Delen via


Quickstart: Een omgeving maken en openen in Azure Deployment Environments

In deze quickstart ziet u hoe u een omgeving maakt en opent in Azure Deployment Environments met behulp van de ontwikkelaarsportal.

Als ontwikkelaar kunt u omgevingen maken die zijn gekoppeld aan een project in Azure Deployment Environments. In een omgeving zijn alle Azure-resources vooraf geconfigureerd voor het implementeren van uw toepassing.

Vereisten

  • Uw organisatie moet Azure Deployment Environments configureren met een ontwikkelaarscentrum en ten minste één project voordat u een implementatieomgeving kunt maken.
    • Platformtechnici kunnen deze stappen volgen om quickstart te configureren: Azure Deployment Environments configureren.
  • U moet machtigingen hebben als een implementatieomgevingsgebruiker voor een project. Als u geen machtigingen voor een project hebt, neemt u contact op met de beheerder.

Een omgeving maken

Een omgeving in Azure Deployment Environments is een verzameling Azure-resources waarop uw toepassing wordt geïmplementeerd. U kunt een omgeving maken vanuit de ontwikkelaarsportal.

Notitie

Alleen gebruikers met de gebruikersrol Implementatieomgevingen, de rol DevCenter-projectbeheerder of een ingebouwde rol met de juiste machtigingen kunnen een omgeving maken. Gebruikers met de rol Lezer voor implementatieomgevingen kunnen hun eigen omgevingen en omgevingen bekijken die door anderen zijn gemaakt.

  1. Meld u aan bij de ontwikkelaarsportal.

  2. Selecteer in het menu Nieuw linksboven de optie Nieuwe omgeving.

    Schermopname van het nieuwe menu met nieuwe omgeving gemarkeerd.

  3. Selecteer in het deelvenster Een omgeving toevoegen de volgende informatie:

    Veld Weergegeven als
    Naam Voer een beschrijvende naam in voor uw omgeving.
    Project Selecteer het project waarin u de omgeving wilt maken. Als u toegang hebt tot meer dan één project, ziet u een lijst met beschikbare projecten.
    Type Selecteer het omgevingstype dat u wilt maken. Als u toegang hebt tot meer dan één omgevingstype, ziet u een lijst met beschikbare typen.
    Omgevingsdefinities Selecteer de omgevingsdefinitie die u wilt gebruiken om de omgeving te maken. U ziet een lijst met de omgevingsdefinities die beschikbaar zijn in de catalogi die zijn gekoppeld aan uw ontwikkelaarscentrum.

    Schermopname van het deelvenster Omgeving toevoegen.

    Als uw omgeving is geconfigureerd voor het accepteren van parameters, kunt u deze invoeren in een afzonderlijk deelvenster. In dit voorbeeld hoeft u geen parameters op te geven.

  4. Selecteer Maken. U ziet uw omgeving onmiddellijk in de ontwikkelaarsportal, met een indicator die aangeeft dat het maken wordt uitgevoerd.

Toegang tot een omgeving

U kunt uw omgevingen openen en beheren in de ontwikkelaarsportal van Azure Deployment Environments.

  1. Meld u aan bij de ontwikkelaarsportal.

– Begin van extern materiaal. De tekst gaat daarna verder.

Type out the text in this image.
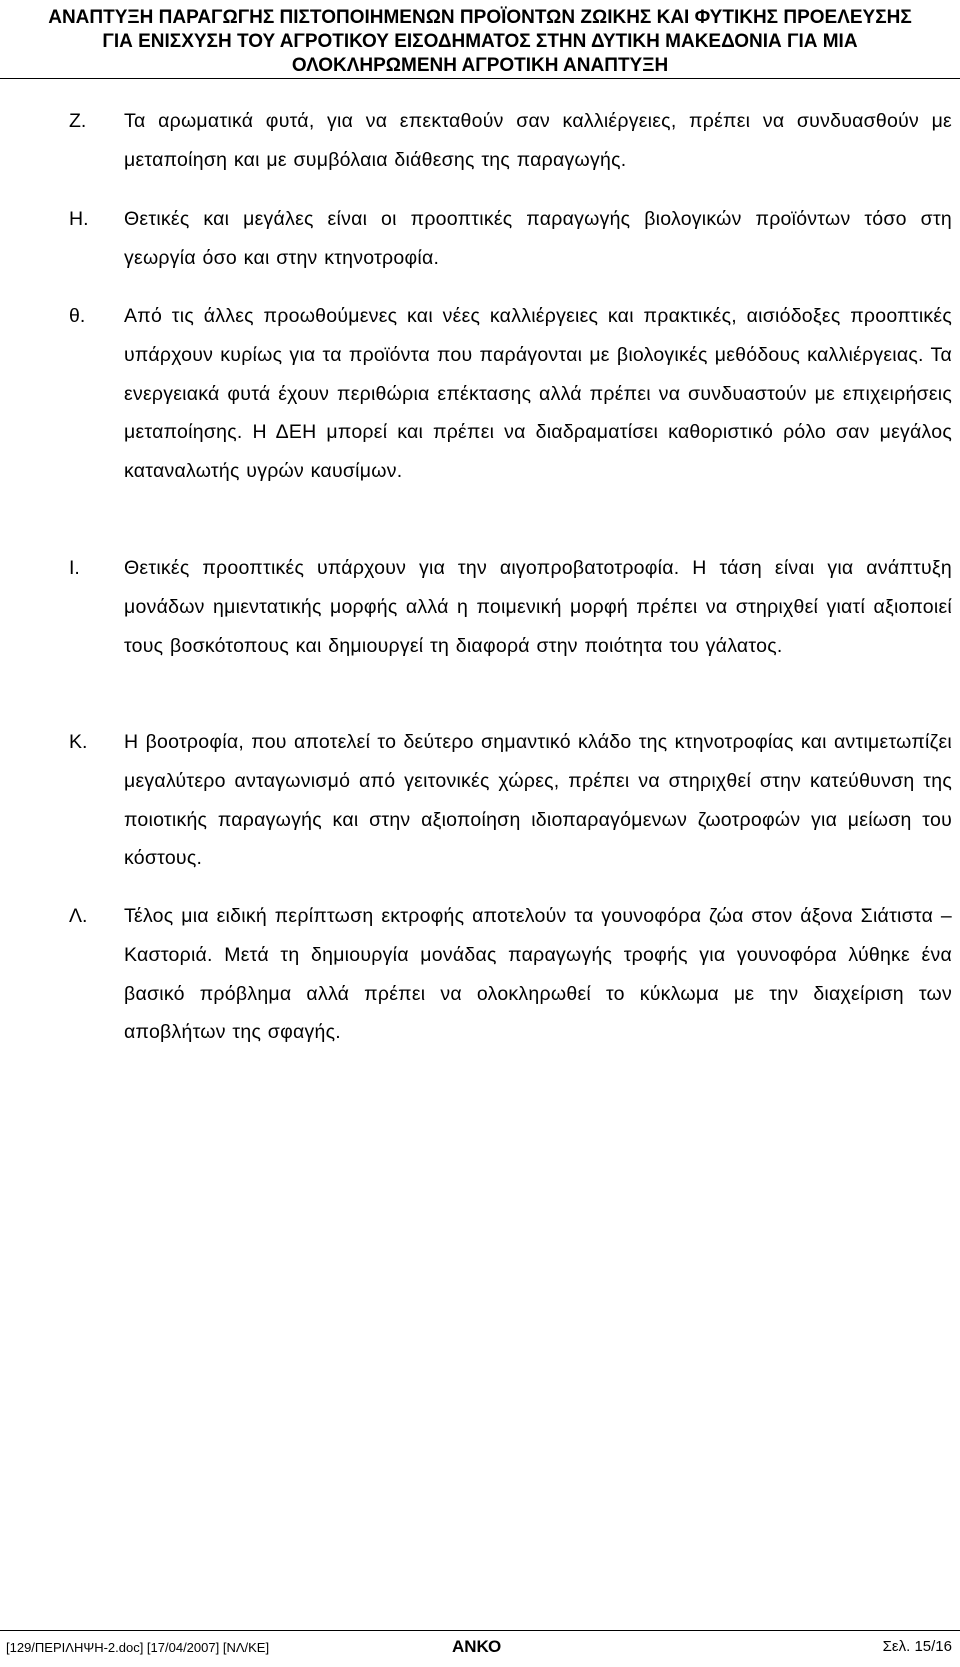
ΑΝΑΠΤΥΞΗ ΠΑΡΑΓΩΓΗΣ ΠΙΣΤΟΠΟΙΗΜΕΝΩΝ ΠΡΟΪΟΝΤΩΝ ΖΩΙΚΗΣ ΚΑΙ ΦΥΤΙΚΗΣ ΠΡΟΕΛΕΥΣΗΣ
ΓΙΑ ΕΝΙΣΧΥΣΗ ΤΟΥ ΑΓΡΟΤΙΚΟΥ ΕΙΣΟΔΗΜΑΤΟΣ ΣΤΗΝ ΔΥΤΙΚΗ ΜΑΚΕΔΟΝΙΑ ΓΙΑ ΜΙΑ
ΟΛΟΚΛΗΡΩΜΕΝΗ ΑΓΡΟΤΙΚΗ ΑΝΑΠΤΥΞΗ
Ζ. Τα αρωματικά φυτά, για να επεκταθούν σαν καλλιέργειες, πρέπει να συνδυασθούν με μεταποίηση και με συμβόλαια διάθεσης της παραγωγής.
Η. Θετικές και μεγάλες είναι οι προοπτικές παραγωγής βιολογικών προϊόντων τόσο στη γεωργία όσο και στην κτηνοτροφία.
θ. Από τις άλλες προωθούμενες και νέες καλλιέργειες και πρακτικές, αισιόδοξες προοπτικές υπάρχουν κυρίως για τα προϊόντα που παράγονται με βιολογικές μεθόδους καλλιέργειας. Τα ενεργειακά φυτά έχουν περιθώρια επέκτασης αλλά πρέπει να συνδυαστούν με επιχειρήσεις μεταποίησης. Η ΔΕΗ μπορεί και πρέπει να διαδραματίσει καθοριστικό ρόλο σαν μεγάλος καταναλωτής υγρών καυσίμων.
Ι. Θετικές προοπτικές υπάρχουν για την αιγοπροβατοτροφία. Η τάση είναι για ανάπτυξη μονάδων ημιεντατικής μορφής αλλά η ποιμενική μορφή πρέπει να στηριχθεί γιατί αξιοποιεί τους βοσκότοπους και δημιουργεί τη διαφορά στην ποιότητα του γάλατος.
Κ. Η βοοτροφία, που αποτελεί το δεύτερο σημαντικό κλάδο της κτηνοτροφίας και αντιμετωπίζει μεγαλύτερο ανταγωνισμό από γειτονικές χώρες, πρέπει να στηριχθεί στην κατεύθυνση της ποιοτικής παραγωγής και στην αξιοποίηση ιδιοπαραγόμενων ζωοτροφών για μείωση του κόστους.
Λ. Τέλος μια ειδική περίπτωση εκτροφής αποτελούν τα γουνοφόρα ζώα στον άξονα Σιάτιστα – Καστοριά. Μετά τη δημιουργία μονάδας παραγωγής τροφής για γουνοφόρα λύθηκε ένα βασικό πρόβλημα αλλά πρέπει να ολοκληρωθεί το κύκλωμα με την διαχείριση των αποβλήτων της σφαγής.
[129/ΠΕΡΙΛΗΨΗ-2.doc] [17/04/2007] [ΝΛ/ΚΕ]	ΑΝΚΟ	Σελ. 15/16
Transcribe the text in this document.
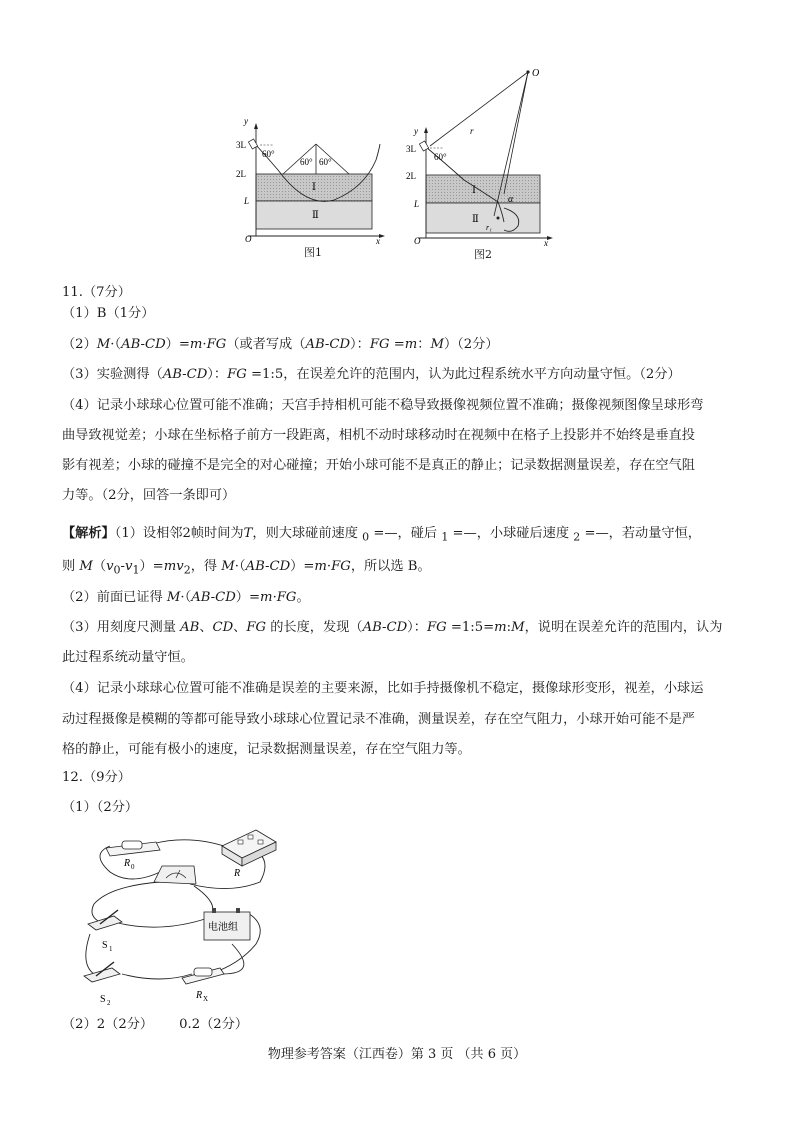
y
x
O
3L
2L
L
60°
60° 60°
Ⅰ
Ⅱ
图1
y
x
O
3L
2L
L
60°
O
r
α
r₁
Ⅰ
Ⅱ
图2
11.（7分）
（1）B（1分）
（2）M·（AB-CD）=m·FG（或者写成（AB-CD）：FG =m：M）（2分）
（3）实验测得（AB-CD）：FG =1:5，在误差允许的范围内，认为此过程系统水平方向动量守恒。（2分）
（4）记录小球球心位置可能不准确；天宫手持相机可能不稳导致摄像视频位置不准确；摄像视频图像呈球形弯
曲导致视觉差；小球在坐标格子前方一段距离，相机不动时球移动时在视频中在格子上投影并不始终是垂直投
影有视差；小球的碰撞不是完全的对心碰撞；开始小球可能不是真正的静止；记录数据测量误差，存在空气阻
力等。（2分，回答一条即可）
【解析】（1）设相邻2帧时间为T，则大球碰前速度 $_0$ =—，碰后 $_1$ =—，小球碰后速度 $_2$ =—，若动量守恒，
则 $M(v_0-v_1)=mv_2$，得 M·（AB-CD）=m·FG，所以选 B。
（2）前面已证得 M·（AB-CD）=m·FG。
（3）用刻度尺测量 AB、CD、FG 的长度，发现（AB-CD）：FG =1:5=m:M，说明在误差允许的范围内，认为
此过程系统动量守恒。
（4）记录小球球心位置可能不准确是误差的主要来源，比如手持摄像机不稳定，摄像球形变形，视差，小球运
动过程摄像是模糊的等都可能导致小球球心位置记录不准确，测量误差，存在空气阻力，小球开始可能不是严
格的静止，可能有极小的速度，记录数据测量误差，存在空气阻力等。
12.（9分）
（1）（2分）
R 0
R
电池组
S 1
S 2
R X
（2）2（2分） 0.2（2分）
物理参考答案（江西卷）第 3 页 （共 6 页）
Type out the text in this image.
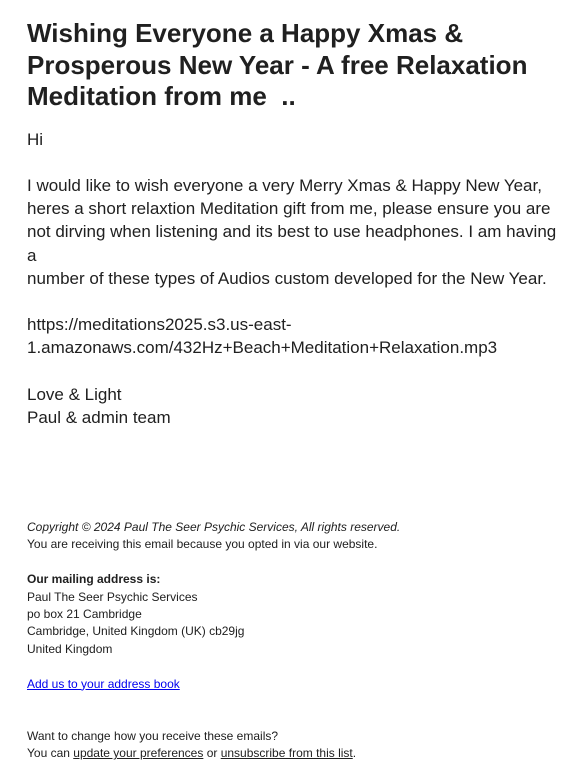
Wishing Everyone a Happy Xmas &
Prosperous New Year - A free Relaxation
Meditation from me  ..

Hi

I would like to wish everyone a very Merry Xmas & Happy New Year,
heres a short relaxtion Meditation gift from me, please ensure you are
not dirving when listening and its best to use headphones. I am having a
number of these types of Audios custom developed for the New Year.

https://meditations2025.s3.us-east-
1.amazonaws.com/432Hz+Beach+Meditation+Relaxation.mp3

Love & Light

Paul & admin team

Copyright © 2024 Paul The Seer Psychic Services, All rights reserved.

You are receiving this email because you opted in via our website.

Our mailing address is:

Paul The Seer Psychic Services

po box 21 Cambridge

Cambridge, United Kingdom (UK) cb29jg

United Kingdom

Add us to your address book

Want to change how you receive these emails?

You can update your preferences or unsubscribe from this list.
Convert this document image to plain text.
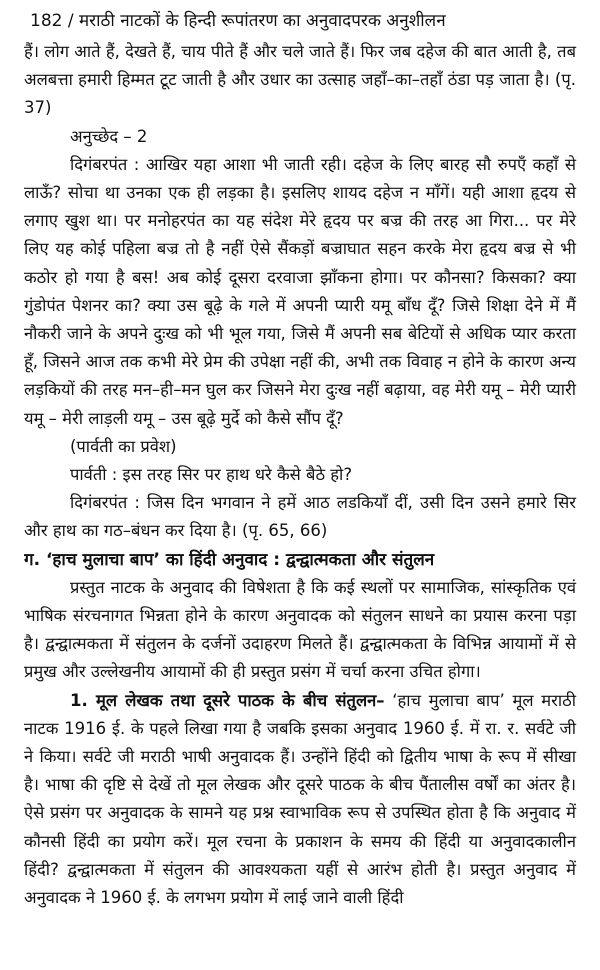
182 / मराठी नाटकों के हिन्दी रूपांतरण का अनुवादपरक अनुशीलन

हैं। लोग आते हैं, देखते हैं, चाय पीते हैं और चले जाते हैं। फिर जब दहेज की बात आती है, तब अलबत्ता हमारी हिम्मत टूट जाती है और उधार का उत्साह जहाँ–का–तहाँ ठंडा पड़ जाता है। (पृ. 37)

अनुच्छेद – 2

दिगंबरपंत : आखिर यहा आशा भी जाती रही। दहेज के लिए बारह सौ रुपएँ कहाँ से लाऊँ? सोचा था उनका एक ही लड़का है। इसलिए शायद दहेज न माँगें। यही आशा हृदय से लगाए खुश था। पर मनोहरपंत का यह संदेश मेरे हृदय पर बज्र की तरह आ गिरा... पर मेरे लिए यह कोई पहिला बज्र तो है नहीं ऐसे सैंकड़ों बज्राघात सहन करके मेरा हृदय बज्र से भी कठोर हो गया है बस! अब कोई दूसरा दरवाजा झाँकना होगा। पर कौनसा? किसका? क्या गुंडोपंत पेशनर का? क्या उस बूढ़े के गले में अपनी प्यारी यमू बाँध दूँ? जिसे शिक्षा देने में मैं नौकरी जाने के अपने दुःख को भी भूल गया, जिसे मैं अपनी सब बेटियों से अधिक प्यार करता हूँ, जिसने आज तक कभी मेरे प्रेम की उपेक्षा नहीं की, अभी तक विवाह न होने के कारण अन्य लड़कियों की तरह मन–ही–मन घुल कर जिसने मेरा दुःख नहीं बढ़ाया, वह मेरी यमू – मेरी प्यारी यमू – मेरी लाड़ली यमू – उस बूढ़े मुर्दे को कैसे सौंप दूँ?

(पार्वती का प्रवेश)

पार्वती : इस तरह सिर पर हाथ धरे कैसे बैठे हो?

दिगंबरपंत : जिस दिन भगवान ने हमें आठ लडकियाँ दीं, उसी दिन उसने हमारे सिर और हाथ का गठ–बंधन कर दिया है। (पृ. 65, 66)

ग. ‘हाच मुलाचा बाप’ का हिंदी अनुवाद : द्वन्द्वात्मकता और संतुलन

प्रस्तुत नाटक के अनुवाद की विषेशता है कि कई स्थलों पर सामाजिक, सांस्कृतिक एवं भाषिक संरचनागत भिन्नता होने के कारण अनुवादक को संतुलन साधने का प्रयास करना पड़ा है। द्वन्द्वात्मकता में संतुलन के दर्जनों उदाहरण मिलते हैं। द्वन्द्वात्मकता के विभिन्न आयामों में से प्रमुख और उल्लेखनीय आयामों की ही प्रस्तुत प्रसंग में चर्चा करना उचित होगा।

1. मूल लेखक तथा दूसरे पाठक के बीच संतुलन– ‘हाच मुलाचा बाप’ मूल मराठी नाटक 1916 ई. के पहले लिखा गया है जबकि इसका अनुवाद 1960 ई. में रा. र. सर्वटे जी ने किया। सर्वटे जी मराठी भाषी अनुवादक हैं। उन्होंने हिंदी को द्वितीय भाषा के रूप में सीखा है। भाषा की दृष्टि से देखें तो मूल लेखक और दूसरे पाठक के बीच पैंतालीस वर्षों का अंतर है। ऐसे प्रसंग पर अनुवादक के सामने यह प्रश्न स्वाभाविक रूप से उपस्थित होता है कि अनुवाद में कौनसी हिंदी का प्रयोग करें। मूल रचना के प्रकाशन के समय की हिंदी या अनुवादकालीन हिंदी? द्वन्द्वात्मकता में संतुलन की आवश्यकता यहीं से आरंभ होती है। प्रस्तुत अनुवाद में अनुवादक ने 1960 ई. के लगभग प्रयोग में लाई जाने वाली हिंदी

  2. U kunt al uw bestaande omgevingen bekijken. Als u toegang wilt krijgen tot de specifieke resources die zijn gemaakt als onderdeel van een omgeving, selecteert u de koppeling Omgevingsbronnen .

    Schermopname van een omgevingskaart, met de koppeling omgevingsbronnen gemarkeerd.

  3. U kunt de resources in uw omgeving weergeven die worden vermeld in Azure Portal.

    Schermopname van de azure-portallijst met omgevingsbronnen.

    Als u een omgeving maakt, wordt automatisch een resourcegroep gemaakt waarin de resources van de omgeving worden opgeslagen. De naam van de resourcegroep volgt het patroon {projectName}-{environmentName}. U kunt de resourcegroep weergeven in Azure Portal.